The camera dives under water to film sea kelp, and then we see a woman hanging the brown leaves out to dry. Another lady is pouring a black liquid into a jar and appears to be making some kind of apparatus for hand-drilling oil. Two people on one of the structure's many roofs are scratching rust off it, which looks like orange moss.

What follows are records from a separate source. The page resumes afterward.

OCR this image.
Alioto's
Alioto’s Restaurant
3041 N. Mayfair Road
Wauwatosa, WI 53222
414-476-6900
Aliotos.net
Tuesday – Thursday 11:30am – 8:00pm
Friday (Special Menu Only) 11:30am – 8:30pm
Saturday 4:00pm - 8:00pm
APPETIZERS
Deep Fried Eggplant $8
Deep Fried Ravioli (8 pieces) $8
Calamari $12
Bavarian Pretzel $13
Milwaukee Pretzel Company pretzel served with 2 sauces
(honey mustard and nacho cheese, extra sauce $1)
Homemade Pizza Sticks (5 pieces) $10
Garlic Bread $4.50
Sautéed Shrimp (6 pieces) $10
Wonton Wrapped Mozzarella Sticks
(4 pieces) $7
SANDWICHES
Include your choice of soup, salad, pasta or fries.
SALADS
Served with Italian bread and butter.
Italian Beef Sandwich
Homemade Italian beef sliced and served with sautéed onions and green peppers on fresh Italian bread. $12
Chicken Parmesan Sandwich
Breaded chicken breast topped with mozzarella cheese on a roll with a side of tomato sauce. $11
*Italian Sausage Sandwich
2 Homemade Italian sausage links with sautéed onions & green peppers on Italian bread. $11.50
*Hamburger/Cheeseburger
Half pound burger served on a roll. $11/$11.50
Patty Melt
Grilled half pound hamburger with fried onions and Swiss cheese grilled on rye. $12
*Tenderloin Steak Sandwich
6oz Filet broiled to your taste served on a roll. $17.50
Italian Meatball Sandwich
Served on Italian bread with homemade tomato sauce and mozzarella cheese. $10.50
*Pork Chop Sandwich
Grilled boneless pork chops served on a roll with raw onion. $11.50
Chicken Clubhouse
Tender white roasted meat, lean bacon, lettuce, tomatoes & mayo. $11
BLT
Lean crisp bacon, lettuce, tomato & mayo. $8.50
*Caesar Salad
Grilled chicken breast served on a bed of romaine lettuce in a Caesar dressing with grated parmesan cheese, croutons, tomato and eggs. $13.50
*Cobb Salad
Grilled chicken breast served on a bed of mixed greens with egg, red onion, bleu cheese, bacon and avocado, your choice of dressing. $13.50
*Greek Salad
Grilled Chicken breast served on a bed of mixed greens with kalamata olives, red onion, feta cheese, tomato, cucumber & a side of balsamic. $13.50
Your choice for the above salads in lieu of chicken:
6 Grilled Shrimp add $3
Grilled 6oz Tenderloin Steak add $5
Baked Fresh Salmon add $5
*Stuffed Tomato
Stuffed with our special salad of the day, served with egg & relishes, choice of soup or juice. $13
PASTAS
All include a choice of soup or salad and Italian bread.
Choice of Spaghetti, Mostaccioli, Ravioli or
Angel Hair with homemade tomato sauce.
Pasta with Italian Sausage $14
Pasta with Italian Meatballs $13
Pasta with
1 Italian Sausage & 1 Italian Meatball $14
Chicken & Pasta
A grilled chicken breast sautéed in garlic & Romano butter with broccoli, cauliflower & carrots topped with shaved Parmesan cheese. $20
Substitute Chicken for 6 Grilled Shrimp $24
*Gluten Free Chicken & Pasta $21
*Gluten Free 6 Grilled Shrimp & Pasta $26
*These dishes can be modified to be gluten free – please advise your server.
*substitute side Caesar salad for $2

We spot a whale coming up for breath; a dog is hanging around with the humans.

The organic and the (post-)industrial intertwine and fuse together. Oil, soot and ashes abound in these strange rituals; wooden blocks are piled up together with metal pipes and rubber hoses, and then a big fat bee lands on it.

There is no dialogue, except for three lines of Sjón's poetry read in a woman's voice-over at the beginning, in the middle and at the end of the film, which serve as the only potential clues. Meanwhile, Hafdís Bjarnadóttir's impressionistic, drone-like music and Ingvar Lundberg's sound design are so immersive that, if you close your eyes, you can experience a whole other film. The screeching and clanging of metal, the sound of boots on the concrete, the lapping of waves and bird noises create an elaborate soundscape that accompanies Bollason's camera as it slowly pans over the rough textures of the structure. It has become a part of the coastal landscape, the two fused together in entropy and decay. If Mannvirki has a message, it is probably located there, in the interaction between man and nature.

Structure is a production by Icelandic company Go to Sheep.